Instructor Notes
This is a placeholder file. Please add content here.
Introduction
Supervised methods - Regression
Instructor Note
Francis Anscombe was a statistician who created a set of datasets that all have the same basic statistical properties, such as means and standard deviations, but which look very different when plotted. This is a great example of how statistics can be misleading, and why visualising data is important.
Instructor Note
The Mean Squared Error (MSE) is a common metric used to measure the quality of a regression model. It calculates the average of the squares of the errors, which are the differences between predicted and actual values. The RMSE is simply the square root of the MSE, and it provides a measure of how far off our predictions are from the actual values in the same units as our labels.
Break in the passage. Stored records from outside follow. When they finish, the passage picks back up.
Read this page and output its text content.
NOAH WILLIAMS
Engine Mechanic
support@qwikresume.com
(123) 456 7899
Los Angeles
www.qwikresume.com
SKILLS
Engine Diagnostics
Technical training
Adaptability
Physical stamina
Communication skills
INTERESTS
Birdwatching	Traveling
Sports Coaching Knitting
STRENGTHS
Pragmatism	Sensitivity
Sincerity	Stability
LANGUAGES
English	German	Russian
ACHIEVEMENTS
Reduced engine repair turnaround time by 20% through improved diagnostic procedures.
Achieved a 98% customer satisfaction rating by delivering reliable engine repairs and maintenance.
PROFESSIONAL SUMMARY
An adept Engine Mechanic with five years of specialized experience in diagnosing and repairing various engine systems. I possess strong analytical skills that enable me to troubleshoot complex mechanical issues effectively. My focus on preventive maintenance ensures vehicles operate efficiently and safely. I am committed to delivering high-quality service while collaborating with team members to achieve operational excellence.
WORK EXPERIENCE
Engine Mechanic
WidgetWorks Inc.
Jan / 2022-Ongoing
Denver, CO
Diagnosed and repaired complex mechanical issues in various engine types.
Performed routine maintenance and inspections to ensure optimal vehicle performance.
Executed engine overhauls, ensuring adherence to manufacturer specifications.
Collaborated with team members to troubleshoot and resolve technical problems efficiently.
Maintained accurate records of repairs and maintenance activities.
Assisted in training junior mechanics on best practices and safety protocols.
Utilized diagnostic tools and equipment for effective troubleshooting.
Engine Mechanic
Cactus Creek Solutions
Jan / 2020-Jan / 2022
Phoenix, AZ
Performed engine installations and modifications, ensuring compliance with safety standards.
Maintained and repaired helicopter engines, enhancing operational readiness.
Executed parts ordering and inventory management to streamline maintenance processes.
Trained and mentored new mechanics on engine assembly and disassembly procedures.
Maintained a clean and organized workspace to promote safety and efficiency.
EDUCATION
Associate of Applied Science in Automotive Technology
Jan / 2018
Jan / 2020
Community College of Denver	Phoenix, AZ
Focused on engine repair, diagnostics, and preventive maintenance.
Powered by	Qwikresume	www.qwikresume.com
Why not Mean Absolute Error? or Mean Squared Error?
RMSE more heavily penalises large errors, and because we square and then take the root, the value is in the same units as our data, which makes it easier to interpret. It also has nice mathematical properties that make it easier to work with in some cases.
Instructor Note
PolynomialFeatures is a class in Scikit-Learn that
generates polynomial features. We specify a degree, then “fit_transform”
our data to create a new feature set that includes all polynomial
combinations, so for example PolynomialFeatures(degree=2)
will create a new feature set that includes a constant term, the
original feature, and the square of the original feature.